KANIA Bronislaw [Pseudonymes : Bronck, Smialek]

Par Odette Hardy-Hémery

Né le 8 février 1906 à Opalanka (Pologne), guillotiné le 21 août 1943 à Douai (Pas-de-Calais) ; mineur ; communiste ; combattant des Brigades internationales ; résistant MOI du Nord-Pas-de-Calais.
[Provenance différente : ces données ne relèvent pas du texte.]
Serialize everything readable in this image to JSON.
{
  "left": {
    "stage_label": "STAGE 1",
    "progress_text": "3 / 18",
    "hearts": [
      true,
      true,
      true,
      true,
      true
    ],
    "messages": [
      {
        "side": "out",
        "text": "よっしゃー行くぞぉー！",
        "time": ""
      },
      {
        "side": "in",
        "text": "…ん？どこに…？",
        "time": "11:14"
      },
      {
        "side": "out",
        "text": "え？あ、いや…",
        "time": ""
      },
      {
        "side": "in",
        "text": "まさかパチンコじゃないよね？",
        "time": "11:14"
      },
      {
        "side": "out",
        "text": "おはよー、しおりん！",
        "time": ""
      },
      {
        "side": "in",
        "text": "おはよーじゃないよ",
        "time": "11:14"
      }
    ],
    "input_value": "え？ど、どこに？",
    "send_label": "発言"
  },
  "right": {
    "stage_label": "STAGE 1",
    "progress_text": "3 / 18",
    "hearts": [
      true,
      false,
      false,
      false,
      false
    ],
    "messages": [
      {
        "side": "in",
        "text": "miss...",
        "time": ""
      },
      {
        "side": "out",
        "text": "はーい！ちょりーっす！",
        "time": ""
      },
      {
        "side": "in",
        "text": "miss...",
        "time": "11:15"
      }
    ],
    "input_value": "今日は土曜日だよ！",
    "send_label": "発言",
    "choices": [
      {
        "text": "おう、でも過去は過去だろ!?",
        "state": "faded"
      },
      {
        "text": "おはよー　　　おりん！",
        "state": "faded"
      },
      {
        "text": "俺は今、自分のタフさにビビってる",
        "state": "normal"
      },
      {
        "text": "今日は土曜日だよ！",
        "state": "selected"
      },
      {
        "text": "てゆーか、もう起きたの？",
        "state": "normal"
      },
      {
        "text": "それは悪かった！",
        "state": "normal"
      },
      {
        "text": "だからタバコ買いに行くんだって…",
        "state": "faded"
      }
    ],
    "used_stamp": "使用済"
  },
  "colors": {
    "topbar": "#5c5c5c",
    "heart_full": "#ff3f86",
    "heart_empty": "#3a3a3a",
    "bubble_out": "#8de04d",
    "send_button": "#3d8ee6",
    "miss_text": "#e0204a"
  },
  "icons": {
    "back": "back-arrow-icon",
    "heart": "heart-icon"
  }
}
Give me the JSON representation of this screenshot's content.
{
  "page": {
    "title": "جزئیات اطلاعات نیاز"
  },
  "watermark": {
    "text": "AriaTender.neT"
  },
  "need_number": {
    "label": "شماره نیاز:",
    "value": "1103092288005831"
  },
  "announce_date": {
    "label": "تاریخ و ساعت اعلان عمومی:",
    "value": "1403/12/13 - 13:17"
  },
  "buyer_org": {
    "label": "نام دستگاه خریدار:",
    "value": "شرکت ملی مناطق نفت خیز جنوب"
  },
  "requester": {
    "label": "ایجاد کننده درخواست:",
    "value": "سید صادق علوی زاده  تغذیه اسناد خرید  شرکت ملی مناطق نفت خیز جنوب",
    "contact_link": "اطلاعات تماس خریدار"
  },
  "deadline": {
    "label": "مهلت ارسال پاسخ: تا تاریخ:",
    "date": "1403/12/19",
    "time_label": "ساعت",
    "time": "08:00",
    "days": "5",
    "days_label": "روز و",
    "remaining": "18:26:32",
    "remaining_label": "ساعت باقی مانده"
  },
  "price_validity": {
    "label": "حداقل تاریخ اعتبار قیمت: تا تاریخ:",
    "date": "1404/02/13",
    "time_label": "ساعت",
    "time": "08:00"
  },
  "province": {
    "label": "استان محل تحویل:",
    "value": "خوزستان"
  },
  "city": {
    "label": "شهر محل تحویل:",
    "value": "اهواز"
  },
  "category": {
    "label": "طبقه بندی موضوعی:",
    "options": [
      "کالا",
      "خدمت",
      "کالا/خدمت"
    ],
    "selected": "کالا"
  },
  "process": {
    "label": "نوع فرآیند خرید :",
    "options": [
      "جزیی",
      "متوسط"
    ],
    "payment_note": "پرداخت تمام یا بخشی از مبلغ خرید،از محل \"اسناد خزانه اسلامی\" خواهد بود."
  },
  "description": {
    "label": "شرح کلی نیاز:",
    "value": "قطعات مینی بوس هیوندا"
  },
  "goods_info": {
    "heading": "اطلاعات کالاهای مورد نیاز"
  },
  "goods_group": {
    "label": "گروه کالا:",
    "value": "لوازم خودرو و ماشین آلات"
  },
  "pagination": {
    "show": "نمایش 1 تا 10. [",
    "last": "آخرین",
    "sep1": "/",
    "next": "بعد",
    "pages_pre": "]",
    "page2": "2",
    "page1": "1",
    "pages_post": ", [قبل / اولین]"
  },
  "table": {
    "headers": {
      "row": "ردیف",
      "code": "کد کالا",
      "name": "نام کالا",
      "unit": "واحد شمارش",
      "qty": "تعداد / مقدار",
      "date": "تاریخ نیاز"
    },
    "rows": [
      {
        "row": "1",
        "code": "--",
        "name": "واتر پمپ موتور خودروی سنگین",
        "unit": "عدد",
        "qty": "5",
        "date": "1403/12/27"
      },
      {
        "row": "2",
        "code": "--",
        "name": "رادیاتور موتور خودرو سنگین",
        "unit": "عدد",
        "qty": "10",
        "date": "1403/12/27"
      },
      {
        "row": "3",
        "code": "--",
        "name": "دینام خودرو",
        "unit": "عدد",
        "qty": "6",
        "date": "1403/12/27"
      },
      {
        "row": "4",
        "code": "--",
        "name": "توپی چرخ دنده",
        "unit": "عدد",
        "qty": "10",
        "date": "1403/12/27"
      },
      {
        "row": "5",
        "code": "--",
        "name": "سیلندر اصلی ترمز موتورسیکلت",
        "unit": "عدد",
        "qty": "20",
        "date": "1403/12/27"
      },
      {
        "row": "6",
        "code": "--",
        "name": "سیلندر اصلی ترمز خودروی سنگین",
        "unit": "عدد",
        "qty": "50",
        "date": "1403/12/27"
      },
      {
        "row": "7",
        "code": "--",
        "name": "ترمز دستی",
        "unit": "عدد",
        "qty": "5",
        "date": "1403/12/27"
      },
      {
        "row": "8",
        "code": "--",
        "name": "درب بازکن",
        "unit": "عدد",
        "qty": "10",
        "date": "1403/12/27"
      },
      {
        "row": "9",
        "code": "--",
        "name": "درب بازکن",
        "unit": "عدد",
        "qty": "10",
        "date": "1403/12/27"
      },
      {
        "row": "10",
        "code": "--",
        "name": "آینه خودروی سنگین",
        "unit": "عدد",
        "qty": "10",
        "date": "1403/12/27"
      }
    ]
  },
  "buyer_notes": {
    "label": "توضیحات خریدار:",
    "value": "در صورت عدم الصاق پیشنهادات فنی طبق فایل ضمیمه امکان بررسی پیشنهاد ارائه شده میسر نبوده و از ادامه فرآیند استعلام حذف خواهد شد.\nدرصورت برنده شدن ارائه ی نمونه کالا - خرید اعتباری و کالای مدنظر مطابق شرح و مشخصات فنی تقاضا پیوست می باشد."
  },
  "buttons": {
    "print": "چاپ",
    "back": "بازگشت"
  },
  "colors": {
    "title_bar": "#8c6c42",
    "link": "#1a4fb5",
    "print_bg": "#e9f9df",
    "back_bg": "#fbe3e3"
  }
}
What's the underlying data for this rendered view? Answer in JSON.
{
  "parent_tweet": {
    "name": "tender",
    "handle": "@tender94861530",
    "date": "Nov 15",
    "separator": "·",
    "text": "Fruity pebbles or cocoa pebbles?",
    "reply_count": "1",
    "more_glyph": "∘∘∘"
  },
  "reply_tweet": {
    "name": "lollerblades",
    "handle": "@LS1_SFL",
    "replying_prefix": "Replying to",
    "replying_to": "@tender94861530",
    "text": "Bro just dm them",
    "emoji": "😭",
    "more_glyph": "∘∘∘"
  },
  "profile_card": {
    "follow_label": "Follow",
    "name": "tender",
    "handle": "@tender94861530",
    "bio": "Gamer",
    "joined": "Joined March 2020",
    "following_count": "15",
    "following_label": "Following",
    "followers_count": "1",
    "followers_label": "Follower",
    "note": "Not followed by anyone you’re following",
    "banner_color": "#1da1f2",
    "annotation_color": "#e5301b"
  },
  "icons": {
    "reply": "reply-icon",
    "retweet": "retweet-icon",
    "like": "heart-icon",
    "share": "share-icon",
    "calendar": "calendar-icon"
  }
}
Bronislaw Kania était le quatrième d’une famille de huit enfants. Plusieurs émigrèrent aux États-Unis. Il arriva en France dans les années 1920 et travailla à Escaudain (Nord) comme mineur. Après les mesures prises contre les syndicalistes et les communistes, il fut licencié ; il s’embaucha alors un moment à Pennaroya puis à la mine de Courcelle-les-Lens. Il habitait Noyelles-sous-Lens.
Il fit partie de ces nombreux mineurs polonais qui combattirent dans les Brigades internationales en Espagne. Pendant la grève des mineurs de mai-juin 1941, il était à la direction de la MOI aux côtés de Jan Rutkowski et de Rudolf Larysz. Passé dans la clandestinité, il se réfugiait le plus souvent chez les Koncewicz à Hersin-Coupigny. Il commit nombre de sabotages et d’attaques contre les Allemands avec prise d’armes. Le 21 octobre 1942, il conduisit le groupe de FTP chargé d’attaquer, en plein centre de Lille, rue de Béthune, la Taverne lilloise : l’attentat fit de nombreux morts et blessés parmi les soldats. Il s’ensuivit des représailles avec des prises d’otages. L’un des deux participants à l’opération fut arrêté en février 1943 et parla sous la torture. Les coupables étant connus, le couvre-feu qui avait été imposé fut levé à Lille. Bien que la direction ait signifié à Kania de ne plus paraître à Lille dans la journée, il vint le 14 avril 1943 à la gare des autobus, rue du Molnel, où il fut arrêté par la deuxième brigade de la Sûreté.
La Section spéciale de Douai considérait Bronislaw Kania « comme un dangereux anarchiste et l’un des piliers de l’organisation terroriste du Nord et du Pas-de-Calais » selon L’Écho du Nord du 1er août 1943.
L’acte d’accusation devant la cour spéciale lui imputa quinze sabotages de voies ferrées, l’exécution d’un Volksdeutsch, un attentat contre le commissariat de Nœux-les-Mines, deux attentats à la grenade contre un Soldatenheim à Lille. Condamné à mort fin juillet par la Section spéciale de Douai, il fut guillotiné dans l’enceinte de la prison de Douai. Ses compagnons furent déportés, ainsi Sanlarini, Italien ex-brigadiste, Suzanne Foka et le Russe Victôr Bialik, condamnés respectivement à cinq ans et trois ans de déportation.
Bronislaw Kania obtint la mention "déporté, interné, résistant".

Pour citer cet article :
https://maitron.fr/spip.php?article88147, notice KANIA Bronislaw [Pseudonymes : Bronck, Smialek] par Odette Hardy-Hémery, version mise en ligne le 24 mai 2010, dernière modification le 20 février 2020.

Par Odette Hardy-Hémery

SOURCES : SHD, Vincennes, GR 16 P 316504. — AVCC, Caen, AC 21 P 578755. — Arch. Musée de la Résistance à Denain. – J.-M. Fossier, Nord-Pas-de-Calais, zone Interdite. Mai 1940-Mai 1945, Éd. Sociales, 1977. – Jean Estager, Ami, entends-tu. La résistance populaire dans le Nord-Pas-de-Calais, Messidor/Éd. Sociales, 1986. – L’Écho du Nord.